Para não correr o risco de quebrá-lo também,
passei a deixá-lo dentro do carro, da bolsa de minha mulher ou simplesmente
esquecido em algum móvel da casa. Até esta semana. Precisando fazer algumas
compras em um supermercado e não querendo ficar sem comunicação com minha mulher,
resolvi procurá-lo. Liguei para ele, mas estava desligado. Revirei o carro,
olhei todos os lugares da casa, todos os móveis e até dentro da geladeira (sei
lá, vai que o Alzheimer pediu para que eu o guardasse ali!) e nada, um nada
absoluto e definitivo.
“Deve ter
caído quando saí do carro” ou “talvez o tenha
esquecido na padaria, na farmácia ou supermercado”. Sacaneado com mais uma
perda de celular fui fazer minhas compras. Na hora de pagar, sem nenhuma
expectativa, perguntei à moça do caixa se teriam encontrado um celular esquecido
por alguém. A fiscal da loja foi chamada e seguiu-se este diálogo:
- Tem
quanto tempo que o senhor perdeu o aparelho?
- Sei
lá, há uns três ou quatro dias.
- Qual
a marca e o modelo?
- Não
sei.
- Qual
é o número dele?
-
Também não sei, mas está desligado, provavelmente sem bateria. A única coisa
que eu sei é que ele tem uma fita crepe colada nas costas do aparelho, onde eu
anotei seu número, pois eu não consigo memorizá-lo.
-
Aguarde aqui que eu preciso ir ao escritório, pois encontraram um celular
esquecido no carrinho.
Alguns minutos depois volta a funcionária com
um aparelho na mão e me pergunta se era aquele. Minha tentação imediata foi
dizer que não, pois não vi a fita crepe. Entretanto, ao pegar o celular,
percebi que apesar da fita crepe ter sido retirada, ainda havia sua marca nas
costas do aparelho. Era ele!
Voltei para casa todo feliz, liguei-o no
carregador de bateria e descobri que ele estava todo desconfigurado. Imagino
que a primeira reação do funcionário que o encontrou deve ter sido o desejo de
ficar com ele. Depois, talvez pensando nas onipresentes câmeras, resolveu
entregá-lo à administração do supermercado.

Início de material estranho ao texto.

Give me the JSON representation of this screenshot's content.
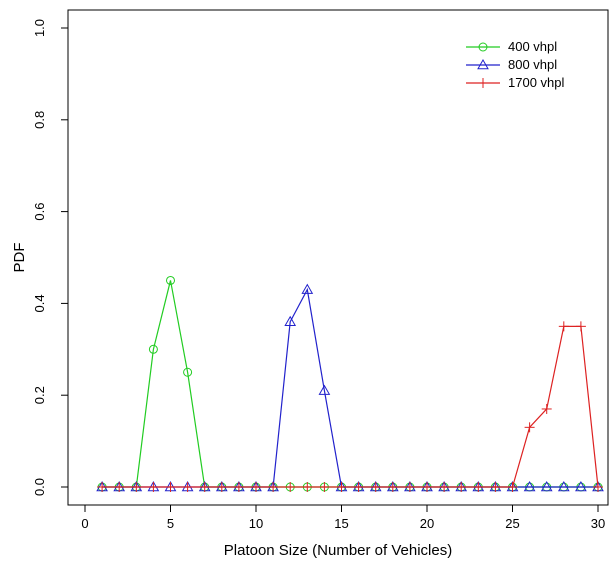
{
  "chart_data": {
    "type": "line",
    "title": "",
    "xlabel": "Platoon Size (Number of Vehicles)",
    "ylabel": "PDF",
    "xlim": [
      0,
      30
    ],
    "ylim": [
      0,
      1.0
    ],
    "xticks": [
      0,
      5,
      10,
      15,
      20,
      25,
      30
    ],
    "yticks": [
      0.0,
      0.2,
      0.4,
      0.6,
      0.8,
      1.0
    ],
    "xtick_labels": [
      "0",
      "5",
      "10",
      "15",
      "20",
      "25",
      "30"
    ],
    "ytick_labels": [
      "0.0",
      "0.2",
      "0.4",
      "0.6",
      "0.8",
      "1.0"
    ],
    "grid": false,
    "legend_position": "top-right",
    "x": [
      1,
      2,
      3,
      4,
      5,
      6,
      7,
      8,
      9,
      10,
      11,
      12,
      13,
      14,
      15,
      16,
      17,
      18,
      19,
      20,
      21,
      22,
      23,
      24,
      25,
      26,
      27,
      28,
      29,
      30
    ],
    "series": [
      {
        "name": "400 vhpl",
        "color": "#22cc22",
        "marker": "circle",
        "values": [
          0,
          0,
          0,
          0.3,
          0.45,
          0.25,
          0,
          0,
          0,
          0,
          0,
          0,
          0,
          0,
          0,
          0,
          0,
          0,
          0,
          0,
          0,
          0,
          0,
          0,
          0,
          0,
          0,
          0,
          0,
          0
        ]
      },
      {
        "name": "800 vhpl",
        "color": "#2222cc",
        "marker": "triangle",
        "values": [
          0,
          0,
          0,
          0,
          0,
          0,
          0,
          0,
          0,
          0,
          0,
          0.36,
          0.43,
          0.21,
          0,
          0,
          0,
          0,
          0,
          0,
          0,
          0,
          0,
          0,
          0,
          0,
          0,
          0,
          0,
          0
        ]
      },
      {
        "name": "1700 vhpl",
        "color": "#dd2222",
        "marker": "plus",
        "values": [
          0,
          0,
          0,
          0,
          0,
          0,
          0,
          0,
          0,
          0,
          0,
          0,
          0,
          0,
          0,
          0,
          0,
          0,
          0,
          0,
          0,
          0,
          0,
          0,
          0,
          0.13,
          0.17,
          0.35,
          0.35,
          0
        ]
      }
    ]
  }
}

Se você me perguntar agora onde o celular
está, eu direi que está em algum lugar da casa ou dentro do carro, pois só utilizo
a função “telefone”. Quando vou enviar um zap para meus filhos ou parentes
utilizo o computador.
Uma coisa eu sei: para mim os celulares são
como algumas pessoas que conheci – mesmo que não desgoste delas não temos
nenhuma afinidade ou compatibilidade. Em compensação, se eu e os celulares não temos uma
convivência muito amistosa, fiquei fã incondicional da fita crepe. Já estou até
pensando em usá-la para me identificar. Sei lá, já pensou se o Alzheimer resolve me
desencaminhar? Como farei para voltar para casa?